Aquilo tudo a fez adoecer e entrar em depressão. Após dez meses afastada, fez um acordo consigo mesma: ou mudava ou teria a dignidade de abandonar a sala de aula. Ter essa profunda consciência de que o seu trabalho precisava produzir um resultado positivo na vida dos seus alunos a fez perceber que precisava mudar sua perspectiva de professora, sua concepção de educação e, antes de tudo, mudar sua prática pedagógica. Gina decidiu que precisava fortalecer sua formação para entender, entre outras coisas, por que nossas crianças e adolescentes queriam fugir da escola.
Segundo o Censo Escolar de 2015, realizado pelo Inep, mais de 1 milhão de jovens de 15 a 17 anos estavam fora da escola. Dados do IBGE apontam que, até 2014, do total de jovens de 15 a 17 anos fora da escola, cerca de 47% eram mulheres. Entre elas, 35% já eram mães nessa faixa etária. Apenas 2% das adolescentes que engravidaram deram sequência aos estudos. Já entre os meninos, 63% estavam trabalhando ou procurando emprego.
Fonte: Agência Brasil
A professora Gina sentiu que, muitas vezes, a própria escola virava as costas para os estudantes, aumentando a evasão escolar.

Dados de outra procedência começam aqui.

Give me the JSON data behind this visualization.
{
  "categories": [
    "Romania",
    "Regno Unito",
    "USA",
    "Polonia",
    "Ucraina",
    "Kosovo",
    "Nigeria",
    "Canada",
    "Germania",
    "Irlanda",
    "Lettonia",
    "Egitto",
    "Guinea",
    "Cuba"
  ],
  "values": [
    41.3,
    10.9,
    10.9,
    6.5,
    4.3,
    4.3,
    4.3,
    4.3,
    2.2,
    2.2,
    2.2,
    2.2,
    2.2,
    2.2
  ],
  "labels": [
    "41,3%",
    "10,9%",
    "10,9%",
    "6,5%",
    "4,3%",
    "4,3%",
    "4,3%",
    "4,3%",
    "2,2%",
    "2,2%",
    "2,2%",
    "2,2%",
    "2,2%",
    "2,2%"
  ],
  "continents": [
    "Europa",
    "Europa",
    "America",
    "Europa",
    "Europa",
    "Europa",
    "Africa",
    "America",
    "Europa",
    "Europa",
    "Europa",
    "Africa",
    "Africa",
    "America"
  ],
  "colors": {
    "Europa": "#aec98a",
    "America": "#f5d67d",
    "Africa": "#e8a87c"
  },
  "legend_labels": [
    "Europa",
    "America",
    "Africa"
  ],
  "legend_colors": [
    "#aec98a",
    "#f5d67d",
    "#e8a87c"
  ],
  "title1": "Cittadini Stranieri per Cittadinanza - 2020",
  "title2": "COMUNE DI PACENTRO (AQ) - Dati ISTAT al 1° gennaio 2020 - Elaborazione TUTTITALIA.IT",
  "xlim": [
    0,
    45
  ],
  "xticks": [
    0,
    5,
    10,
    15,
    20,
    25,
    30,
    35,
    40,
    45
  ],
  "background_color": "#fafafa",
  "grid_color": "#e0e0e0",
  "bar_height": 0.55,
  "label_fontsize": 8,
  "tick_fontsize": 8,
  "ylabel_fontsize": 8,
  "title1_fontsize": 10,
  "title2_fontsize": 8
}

Mulheres Inspiradoras e uma metodologia viável
Os adolescentes precisavam ter outros referenciais. Foi aí que surgiu a ideia de apresentá-los a inspirações femininas que valorizassem a mulher.

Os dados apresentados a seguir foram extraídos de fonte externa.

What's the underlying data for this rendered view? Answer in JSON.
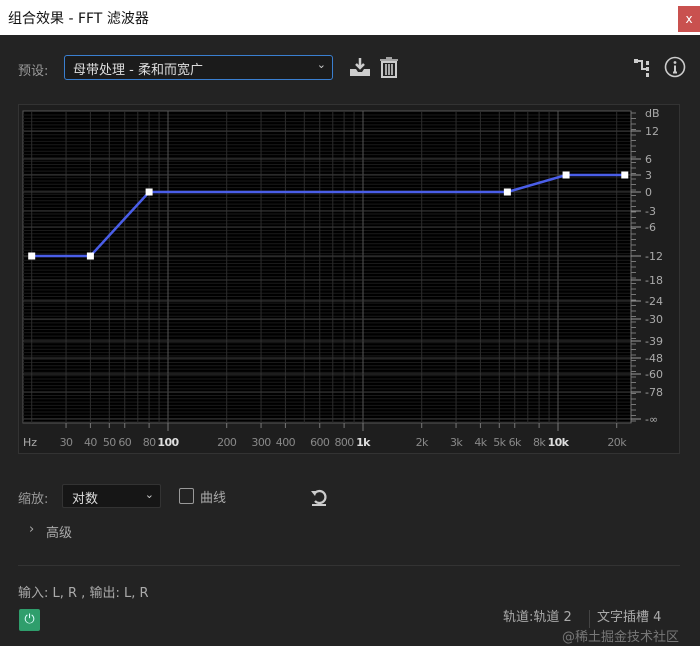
{
  "window": {
    "title": "组合效果 - FFT 滤波器",
    "close_label": "x"
  },
  "preset": {
    "label": "预设:",
    "value": "母带处理 - 柔和而宽广"
  },
  "icons": {
    "save": "download-save-icon",
    "delete": "trash-icon",
    "routing": "routing-icon",
    "info": "info-icon",
    "reset": "reset-icon",
    "power": "power-icon"
  },
  "chart_data": {
    "type": "line",
    "x_scale": "log",
    "xlim": [
      20,
      24000
    ],
    "x_unit_label": "Hz",
    "x_ticks": [
      {
        "v": 30,
        "l": "30"
      },
      {
        "v": 40,
        "l": "40"
      },
      {
        "v": 50,
        "l": "50"
      },
      {
        "v": 60,
        "l": "60"
      },
      {
        "v": 80,
        "l": "80"
      },
      {
        "v": 100,
        "l": "100",
        "bold": true
      },
      {
        "v": 200,
        "l": "200"
      },
      {
        "v": 300,
        "l": "300"
      },
      {
        "v": 400,
        "l": "400"
      },
      {
        "v": 600,
        "l": "600"
      },
      {
        "v": 800,
        "l": "800"
      },
      {
        "v": 1000,
        "l": "1k",
        "bold": true
      },
      {
        "v": 2000,
        "l": "2k"
      },
      {
        "v": 3000,
        "l": "3k"
      },
      {
        "v": 4000,
        "l": "4k"
      },
      {
        "v": 5000,
        "l": "5k"
      },
      {
        "v": 6000,
        "l": "6k"
      },
      {
        "v": 8000,
        "l": "8k"
      },
      {
        "v": 10000,
        "l": "10k",
        "bold": true
      },
      {
        "v": 20000,
        "l": "20k"
      }
    ],
    "y_unit_label": "dB",
    "y_ticks": [
      "12",
      "6",
      "3",
      "0",
      "-3",
      "-6",
      "-12",
      "-18",
      "-24",
      "-30",
      "-39",
      "-48",
      "-60",
      "-78",
      "-∞"
    ],
    "grid": true,
    "line_color": "#4a5ee8",
    "points": [
      {
        "x": 20,
        "y": -12
      },
      {
        "x": 40,
        "y": -12
      },
      {
        "x": 80,
        "y": 0
      },
      {
        "x": 5500,
        "y": 0
      },
      {
        "x": 11000,
        "y": 3
      },
      {
        "x": 22000,
        "y": 3
      }
    ]
  },
  "controls": {
    "zoom_label": "缩放:",
    "zoom_value": "对数",
    "curve_label": "曲线",
    "curve_checked": false,
    "advanced_label": "高级"
  },
  "footer": {
    "io": "输入: L, R , 输出: L, R",
    "track": "轨道:轨道 2",
    "slot": "文字插槽 4",
    "watermark": "@稀土掘金技术社区",
    "power_color": "#2f9e6c"
  }
}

Gina, então, começou a trabalhar com livros de diversos gêneros literários, com exemplos de mulheres fortes, de diferentes idades, classes sociais, cor de pele e níveis de escolarização. Entre as obras selecionadas estavam O diário de Anne Frank, relato da adolescente alemã de origem judia perseguida pelo regime nazista; Eu sou Malala, escrito pela jovem ativista paquistanesa que defende o direito à Educação, e Quarto de despejo: diário de uma favelada, da brasileira Carolina Maria de Jesus, que só estudou até o primário.
Após a leitura, os alunos precisavam fazer dissertações sobre alguma mulher inspiradora para eles. A professora conta que, com o término do projeto, houve uma mudança drástica na forma de pensar dos alunos. “As meninas perceberam que existem outras referências femininas e que não estão obrigadas a reproduzir o padrão imposto pela sociedade”, comemora. Os meninos também haviam mudado o pensamento sobre as mulheres: “Um aluno acreditava que as mulheres eram inferiores, mas, depois do projeto, percebeu que isso não fazia sentido”. Gina conclui que “é emocionante ver o poder transformador desse projeto, de criar cidadãos melhores e contribuir para uma cultura sem machismo e de não violência contra a mulher”.
Reconhecimento
O reconhecimento do Projeto Mulheres Inspiradoras veio em forma de expansão: está sendo replicado em 15 escolas do Distrito Federal. Com o apoio do governo e de organismos internacionais, a iniciativa atenderá 1.550 estudantes. Hoje, Gina é chamada para palestras e entrevistas em programas de TV em rede nacional, onde tem oportunidade de divulgar seu trabalho.
Professora falando para professores
Para Gina, a escola é um espaço onde se transmitem valores plurais, como ser cidadão, respeitar a diversidade, o bem-estar de todos, e onde é dada a devida importância do papel político, não necessariamente partidário.
Ao longo dos quase 30 anos no ambiente escolar, Gina percebeu que cada professor, dentro da realidade da escola brasileira, cria seus próprios mecanismos de sobrevivência. Ela conclui que isso nem sempre faz bem para a alma ou para os objetivos pedagógicos do docente. A professora acredita que nos tornamos nós mesmos a partir dos outros, por intermédio das relações sociais.
E cita: “Na ausência do outro, o homem não se constrói homem”. Lev Vygotsky, psicólogo bielo-russo.
“Por isso tudo, não acredito em nenhum processo pedagógico que não passe pelo afeto, pela empatia, pela percepção da história de cada criança.” – Gina Vieira.